**This was first published on Wed April 11th - looks like its unfolding!
The EUR/USD hit a fresh 2 year high on Tuesday and the question burning on everyones mind is When will the turn occur?
To attempt to answer that question, we turn to Fibonacci Time relationships which in the past have accurately forecasted the timing of market turns. In traditional Fibonacci analysis, 1.618 or .618 is what we call the Golden Ratio. This percentage is typically used to forecast retracements and extensions, but it can also time significant market tops or bottoms as these turns can often occur at the approximate Fibonacci proportion.
The Turn Date in EUR/USD
With the EUR/USD above the 1.3364 December 2006 high, the next major resistance is the December 2004 high of 1.3666. Coincidently, the decline from 1.3666 to 1.1638 took 229 days, which is almost a perfect Fibonacci of 233 days (or 23.3%). If we apply the Golden Ratio of 1.618 (229 x 1.618 = 371), the ideal turn date for the EUR/USD is 371 trading days from the day that the low was established at 1.1638. Since the low of 1.1638 was established exactly on November 15, 2005, 371 trading days from that date would be Friday, April 13th (yes?.Friday the 13th). The typical deviation is ± 4 trading days, leaving the real window for a turn between April 9th to April 19th. Fibonacci timed turns are just as accurate as Fibonacci retracement levels which mean that they too can be invalidated, however given the significance of the Golden Ratio, the mathematical odds are in favor of a turn between those dates.

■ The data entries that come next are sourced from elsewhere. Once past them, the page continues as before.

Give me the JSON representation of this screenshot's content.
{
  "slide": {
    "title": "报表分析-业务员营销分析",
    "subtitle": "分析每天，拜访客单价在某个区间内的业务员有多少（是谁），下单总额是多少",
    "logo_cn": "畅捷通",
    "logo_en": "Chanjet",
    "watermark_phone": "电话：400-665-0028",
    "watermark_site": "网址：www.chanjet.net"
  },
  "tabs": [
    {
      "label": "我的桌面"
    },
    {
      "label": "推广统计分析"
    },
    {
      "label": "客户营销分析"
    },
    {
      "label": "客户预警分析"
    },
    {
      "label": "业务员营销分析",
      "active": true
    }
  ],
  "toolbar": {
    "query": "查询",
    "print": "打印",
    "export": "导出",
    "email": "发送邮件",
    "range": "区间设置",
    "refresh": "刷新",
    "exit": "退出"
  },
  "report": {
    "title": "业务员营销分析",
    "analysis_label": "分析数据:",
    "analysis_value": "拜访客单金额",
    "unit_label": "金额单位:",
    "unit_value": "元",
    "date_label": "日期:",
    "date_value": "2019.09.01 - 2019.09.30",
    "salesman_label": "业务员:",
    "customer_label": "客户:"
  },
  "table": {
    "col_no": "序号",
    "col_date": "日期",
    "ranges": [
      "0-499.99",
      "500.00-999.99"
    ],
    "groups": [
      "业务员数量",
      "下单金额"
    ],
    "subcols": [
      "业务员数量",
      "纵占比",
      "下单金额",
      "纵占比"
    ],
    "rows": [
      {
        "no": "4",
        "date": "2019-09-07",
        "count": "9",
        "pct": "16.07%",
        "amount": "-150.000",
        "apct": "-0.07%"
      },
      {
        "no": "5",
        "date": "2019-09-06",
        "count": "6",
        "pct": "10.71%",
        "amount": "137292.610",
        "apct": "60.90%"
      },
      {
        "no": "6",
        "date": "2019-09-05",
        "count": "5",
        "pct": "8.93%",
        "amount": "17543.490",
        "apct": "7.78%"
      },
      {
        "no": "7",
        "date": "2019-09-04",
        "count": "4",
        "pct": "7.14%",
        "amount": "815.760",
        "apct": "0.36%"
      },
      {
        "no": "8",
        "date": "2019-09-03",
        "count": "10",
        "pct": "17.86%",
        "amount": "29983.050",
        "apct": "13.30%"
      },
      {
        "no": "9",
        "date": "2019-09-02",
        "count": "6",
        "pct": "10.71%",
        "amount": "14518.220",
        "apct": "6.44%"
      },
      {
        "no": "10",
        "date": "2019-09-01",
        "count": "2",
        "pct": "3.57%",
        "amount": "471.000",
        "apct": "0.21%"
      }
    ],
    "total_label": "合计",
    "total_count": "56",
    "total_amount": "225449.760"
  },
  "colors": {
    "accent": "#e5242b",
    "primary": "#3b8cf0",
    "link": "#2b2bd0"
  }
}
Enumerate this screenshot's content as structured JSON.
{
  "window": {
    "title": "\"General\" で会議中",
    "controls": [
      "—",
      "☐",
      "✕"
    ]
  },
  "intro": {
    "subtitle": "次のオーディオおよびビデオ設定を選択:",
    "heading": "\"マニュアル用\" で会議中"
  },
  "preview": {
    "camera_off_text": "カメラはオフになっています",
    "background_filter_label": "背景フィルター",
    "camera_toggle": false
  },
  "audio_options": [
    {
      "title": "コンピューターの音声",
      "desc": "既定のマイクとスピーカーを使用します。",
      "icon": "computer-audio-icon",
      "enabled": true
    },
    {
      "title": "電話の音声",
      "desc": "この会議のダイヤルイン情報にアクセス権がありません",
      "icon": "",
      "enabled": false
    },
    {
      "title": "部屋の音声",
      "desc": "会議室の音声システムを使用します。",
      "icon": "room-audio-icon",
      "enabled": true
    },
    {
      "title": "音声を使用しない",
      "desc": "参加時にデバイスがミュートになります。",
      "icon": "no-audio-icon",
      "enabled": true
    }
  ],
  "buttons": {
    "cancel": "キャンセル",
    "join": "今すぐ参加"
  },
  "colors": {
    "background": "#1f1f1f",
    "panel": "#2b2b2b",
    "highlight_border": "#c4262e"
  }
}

Fibonacci Time and Market Turn Dates
The last time we saw a major turn that abided by the Fibonacci time analysis was discovered by Robert Prechter, the father of modern day Elliott Wave Analysis and the author of the newsletter Elliott Wave Theorist. In his newsletter, he notified his subscribers that the Dow was suspectible to a turn in late February and in fact, this occurred. The January 14th 2000 to October 9th 2002 decline in the Dow lasted 999 days and the turn on February 20th of this year was 1,594 days following the October 9th 2002 low. 1,594 / 999 = 1.5956, which is extremely close to a perfect 1.618 ratio. In his book, Beautiful Pictures, he showed the existence of these relationships in the stock markets throughout 1932 and 2000. Now, the EUR/USD is very close to its own Fibonacci timed turn.
From an Elliott Wave Standpoint
From an Elliott Wave standpoint, a turn could also occur because it is also quite significant that the rally in the EUR/USD has yet to reach the December 2004 high and that the rally has taken significantly longer than the preceding decline because these are the characteristics of a correction. In other words, the entire rally from 1.1638 is a correction of the decline from 1.3666 to 1.1638. The chart below shows that the decline from 1.3666 traced out a clear 5 waves down (impulsive). The rally from 1.1638 is in 7 waves which divides into a complex correction known as a double zigzag. A double zigzag consists of two A-B-C corrections joined by an X wave which is labeled W-X-Y. The first a-b-c forms the W and the second a-b-c forms the Y. Further, the last two significant highs (1.3364 and 1.3439) have not been confirmed by weekly oscillators (bearish divergence).
The Speculative Community is Heavily Long
Speculative positioning, as reported by the CFTC (COT report), remains near record levels as well. Notice that each spike in speculative longs leads to at least a minor top, if not a more significant one. One sided markets are what create tops and bottoms.
Alternate Scenario and Summary
A break of 1.3666 however would suggest that the EURUSD is headed towards 1.3799, which is where wave Y would equal wave W (see Elliott wave chart). Looking back further, the rally from the October 2000 low (.8227) to the December 2004 high is clearly impulsive and in 5 waves, thus the very long term trend is up. However, since corrections unfold in 3 waves, a 3 wave correction (A-B-C) should unfold from 1.3666. So far, there is one leg down (to 1.1638) in what is wave A and another leg up (present) in what is wave B. Wave A and B possess the proper characteristics as well, with wave A impulsive and wave B corrective. We expect wave C to begin soon and eventually draw price under 1.1638 (albeit in 40-50 weeks). Coming under the January low of 1.2865 would indicate that we are on the right track. Watch for support at the long term trendline near 1.2700/50 as well. There are alternate counts which well present if price action dictates. In summary, the EURUSD may chop higher but the risk of a violent reversal is high.